MDG5: Improve maternal health - Professor Oona Campbell, LSHTM Tue, 2009-06-30 02:04
Delivering a baby can be a time of great celebration, but is also a time of great risk. Two-fifths of maternal deaths occur from the start of labour until 24 hours later. Every minute a woman dies in childbirth or from complications during pregnancy. The current slow progress in achieving MDG 5?s target to reduce maternal mortality by three-quarters requires us to speed up the provision of good quality delivery care. There are also huge differences in coverage of such care between and within countries. Maternal mortality is the public health indicator with the greatest gap between rich and poor countries, with 99 per cent of deaths in the developing world. Even in poor countries, the richest women have much greater access to services than rural women. The potential gains from expanding quality delivery facilities are enormous and extend to improvements in neonatal survival. We need to renew our commitment to meeting this priority.

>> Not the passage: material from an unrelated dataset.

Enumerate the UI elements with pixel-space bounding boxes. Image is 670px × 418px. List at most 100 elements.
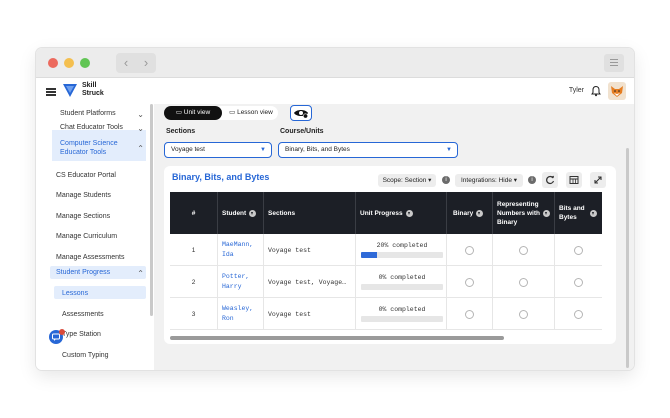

Millennium Development Goal 5: Improve maternal health
Professor Oona Campbell, of the London School of Hygiene and Tropical Medicine (LSHTM), described progress towards MDG5, which aims to reduce maternal mortality by three-quarters, as “severely off-track” when she addressed LIDC’s conference on 5 November. She set out the stark reality of the high levels of maternal death in the developing world during the event called No Goals at Half-time: What Next for the Millennium Development Goals?
Large problem of maternal death
Campbell explained how a woman dies in childbirth or from complications during pregnancy every minute, day in and day out. She illustrated how most deaths occur during labour or within 24 hours after delivery, and how excessive bleeding is the main cause of death. Campbell also showed how maternal mortality is the public health indicator with the greatest gap between rich and poor countries – 99 per cent of maternal deaths are in the developing world. The poorest in developing countries are the hardest hit. For example, the richest quintile in Peru have a maternal mortality rate eight times lower than the poorest quintile. Campbell emphasised the tragedy of the situation by saying that most maternal death is preventable. In the UK, for instance, more men die of breast cancer than women die in childbirth and pregnancy. Moreover, she said the financial resources devoted to achieving MDG5 and MDG4 have not been adequate and relatively more money has been spent on tackling HIV/AIDS, tuberculosis and malaria (MDG6).
Reducing maternal death
Campbell continued by detailing the strategies that reduce maternal mortality and showing how they can be improved. Better family planning services are a priority, particularly in sub-Saharan African where 24 per cent of married women had an unmet need for contraception between 2000 and 2005. Delivery care is also “paramount” and Campbell said the ideal is for all women to be attended by an appropriate health professional – a midwife or doctor. Currently half the world’s births are attended by a health professional. In South Asia and sub-Saharan Africa most urban women deliver with a health professional, but only a third of rural women do so. Campbell highlighted how the supply of health professionals needs to increase by 300,000 (which would mean a doubling by 2015) because of the shortage of human resources. There is also a need to retain existing staff, provide training and housing, and set up 24,000 health centres. Campbell stressed the need to understand the mechanisms of delivering interventions and improving health systems.
Links with other MDGs
The inextricable connections between MDG5 and many of the other MDGs were explored in the presentation. Campbell mentioned that MDG5 is closely related to the MDGs referring to poverty reduction (MDG1), female empowerment (MDG3), child survival (MDG4) and disease (MDG6). She concluded by saying progress is possible and cited sustained declines in maternal mortality in Sri Lanka, Thailand and Malaysia. She said: “Health centre strengthening is key. Too many women are still dying in their prime”.
Professor Oona Campbell is a reproductive epidemiologist and leads the Maternal Health Programme at LSHTM. Her expertise includes measurement of maternal morbidity and mortality, perinatal mortality and evaluation of different modes of delivering maternal health and family planning services. Her current research includes examining Vitamin A intake to reduce maternal mortality in Ghana. She is a member of Towards 4 and 5, a DFID-funded research programme focusing on MDGs 4 and 5.